Prove that $f(x,y)=cx$ (Chain Rule Question)

Question

Let $f:\mathbb{R}^2\to\mathbb{R}$ be continuously differentiable $\ s.t\ \ \forall (x,y)\in\mathbb{R}^2 \ 2f(x,y)=f(2x,4y)$

Prove that there exists $c\in\mathbb{R} \ s.t \ f(x,y)=cx \ \forall (x,y)\in\mathbb{R}^2$

My work:

My motivation was to use the chain rule, so I defined $g:\mathbb{R}^2\to\mathbb{R}^2 \ by \ g(x,y)=(2x,4y)$

Now by what was given to us, we deduce for arbitrary $x_0,y_0$:

$(2f_x,2f_y)|_{(x_0,y_0)}=2Df(x,y)|_{(x_0,y_0)}=Df(2x,4y)|_{(x_0,y_0)}=D(f\circ g(x,y))|_{(x_0,y_0)}$

$==<(f_x,f_y)|_{(2x_0,4y_0)},\begin{pmatrix} 2 &0 \\ 0& 4 \end{pmatrix}>=(2f_x,4f_y)|_{(2x_0,4y_0)}$

Now I'm stuck, can anyone help?

Answer 1

HINT

The essential point is that $f(x,y)$ is continuously differentiable, and if your proof does not use that fact, then it must be incorrect.

Consider $$f(x,y) = (xy)^{\frac13}$$ For this function, $f(2x,4y) = 2^{\frac13} 4^{\frac13} (xy)^{\frac13}$$ = 2f(x,y)$ yet it cannot be expressed as $f(x,y)=cx$. The point is that this is not continuously differentiable.

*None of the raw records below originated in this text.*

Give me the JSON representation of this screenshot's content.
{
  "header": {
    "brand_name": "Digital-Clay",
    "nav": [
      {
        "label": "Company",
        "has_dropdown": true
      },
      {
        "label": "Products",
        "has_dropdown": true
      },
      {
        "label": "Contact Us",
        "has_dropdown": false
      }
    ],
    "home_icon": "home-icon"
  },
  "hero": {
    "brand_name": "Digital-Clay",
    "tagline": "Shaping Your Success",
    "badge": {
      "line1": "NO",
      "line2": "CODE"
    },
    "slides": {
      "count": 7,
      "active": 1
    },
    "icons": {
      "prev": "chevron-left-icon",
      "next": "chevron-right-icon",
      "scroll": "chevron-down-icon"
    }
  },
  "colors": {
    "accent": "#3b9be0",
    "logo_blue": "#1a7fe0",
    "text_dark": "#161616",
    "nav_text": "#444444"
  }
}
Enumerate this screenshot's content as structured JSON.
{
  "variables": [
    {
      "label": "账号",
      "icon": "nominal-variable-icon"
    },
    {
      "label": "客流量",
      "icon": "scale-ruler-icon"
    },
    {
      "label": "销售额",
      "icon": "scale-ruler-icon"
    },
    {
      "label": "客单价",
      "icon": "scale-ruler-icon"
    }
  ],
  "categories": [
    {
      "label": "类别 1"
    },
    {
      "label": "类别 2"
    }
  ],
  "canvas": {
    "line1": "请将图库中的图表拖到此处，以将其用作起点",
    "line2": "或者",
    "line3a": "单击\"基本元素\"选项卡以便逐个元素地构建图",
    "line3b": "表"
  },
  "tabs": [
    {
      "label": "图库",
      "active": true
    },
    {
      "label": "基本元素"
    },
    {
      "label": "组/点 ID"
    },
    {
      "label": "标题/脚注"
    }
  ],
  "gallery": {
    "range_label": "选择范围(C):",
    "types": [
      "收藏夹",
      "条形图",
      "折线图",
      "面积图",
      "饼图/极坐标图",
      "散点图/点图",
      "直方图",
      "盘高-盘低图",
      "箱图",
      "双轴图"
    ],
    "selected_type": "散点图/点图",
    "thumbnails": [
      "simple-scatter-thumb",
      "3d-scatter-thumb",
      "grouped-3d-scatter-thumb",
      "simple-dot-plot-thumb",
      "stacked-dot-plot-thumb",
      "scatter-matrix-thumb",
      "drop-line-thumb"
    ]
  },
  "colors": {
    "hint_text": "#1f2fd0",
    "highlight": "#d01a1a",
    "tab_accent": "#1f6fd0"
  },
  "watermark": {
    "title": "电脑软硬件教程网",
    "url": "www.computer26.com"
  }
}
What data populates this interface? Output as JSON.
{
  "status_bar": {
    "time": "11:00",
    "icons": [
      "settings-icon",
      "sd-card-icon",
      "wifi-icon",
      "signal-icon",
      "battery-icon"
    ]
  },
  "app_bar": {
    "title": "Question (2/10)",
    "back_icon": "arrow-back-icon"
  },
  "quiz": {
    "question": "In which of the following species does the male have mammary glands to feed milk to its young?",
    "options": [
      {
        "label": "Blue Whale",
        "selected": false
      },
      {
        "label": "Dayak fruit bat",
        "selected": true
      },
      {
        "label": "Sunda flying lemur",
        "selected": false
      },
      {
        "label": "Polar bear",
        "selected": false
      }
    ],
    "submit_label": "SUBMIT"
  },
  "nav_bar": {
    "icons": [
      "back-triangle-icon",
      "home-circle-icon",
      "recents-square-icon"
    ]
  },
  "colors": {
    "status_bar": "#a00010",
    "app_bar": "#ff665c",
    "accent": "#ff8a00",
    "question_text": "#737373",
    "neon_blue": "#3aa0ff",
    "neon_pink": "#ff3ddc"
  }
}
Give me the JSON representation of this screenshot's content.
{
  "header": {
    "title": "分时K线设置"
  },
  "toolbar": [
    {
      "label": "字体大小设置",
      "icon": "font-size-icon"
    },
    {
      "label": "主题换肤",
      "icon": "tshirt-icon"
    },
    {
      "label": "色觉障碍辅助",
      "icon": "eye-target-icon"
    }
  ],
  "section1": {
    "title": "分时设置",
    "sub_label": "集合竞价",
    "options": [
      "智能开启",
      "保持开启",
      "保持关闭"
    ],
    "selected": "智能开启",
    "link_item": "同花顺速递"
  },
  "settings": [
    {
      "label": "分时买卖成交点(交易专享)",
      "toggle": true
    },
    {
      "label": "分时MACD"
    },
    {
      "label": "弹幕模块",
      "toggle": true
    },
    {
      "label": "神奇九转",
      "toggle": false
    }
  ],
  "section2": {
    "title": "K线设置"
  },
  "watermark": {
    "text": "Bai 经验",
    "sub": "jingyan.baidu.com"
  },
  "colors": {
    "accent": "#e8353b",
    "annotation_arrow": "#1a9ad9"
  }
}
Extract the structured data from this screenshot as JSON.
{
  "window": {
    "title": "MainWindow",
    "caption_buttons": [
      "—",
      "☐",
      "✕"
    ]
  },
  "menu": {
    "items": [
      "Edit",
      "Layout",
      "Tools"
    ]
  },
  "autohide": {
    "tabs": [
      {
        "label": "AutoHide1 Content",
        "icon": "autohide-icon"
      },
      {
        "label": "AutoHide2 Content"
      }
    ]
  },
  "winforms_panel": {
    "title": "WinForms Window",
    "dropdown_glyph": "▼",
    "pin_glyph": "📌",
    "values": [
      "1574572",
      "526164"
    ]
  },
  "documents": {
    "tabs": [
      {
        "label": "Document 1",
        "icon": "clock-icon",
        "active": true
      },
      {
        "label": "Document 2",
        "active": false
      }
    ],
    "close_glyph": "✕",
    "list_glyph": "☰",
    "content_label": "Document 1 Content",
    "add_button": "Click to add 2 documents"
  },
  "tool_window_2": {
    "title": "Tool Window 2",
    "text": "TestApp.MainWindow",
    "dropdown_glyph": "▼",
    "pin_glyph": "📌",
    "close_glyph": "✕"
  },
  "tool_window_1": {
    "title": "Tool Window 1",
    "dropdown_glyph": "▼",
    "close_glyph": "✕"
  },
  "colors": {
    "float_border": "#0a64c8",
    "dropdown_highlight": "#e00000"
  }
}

So the trick in the proof will be to consider a region arbitrarily close to the origin, show that the form of $f(x,y)$ necessarily goes to $$ f(x,y) = k x^a y^b $$ with $a+2b = 1$, then show that either $a$ or $b$ must be less than $\frac13$ which implies that the function is not continuously differentiable at the origin.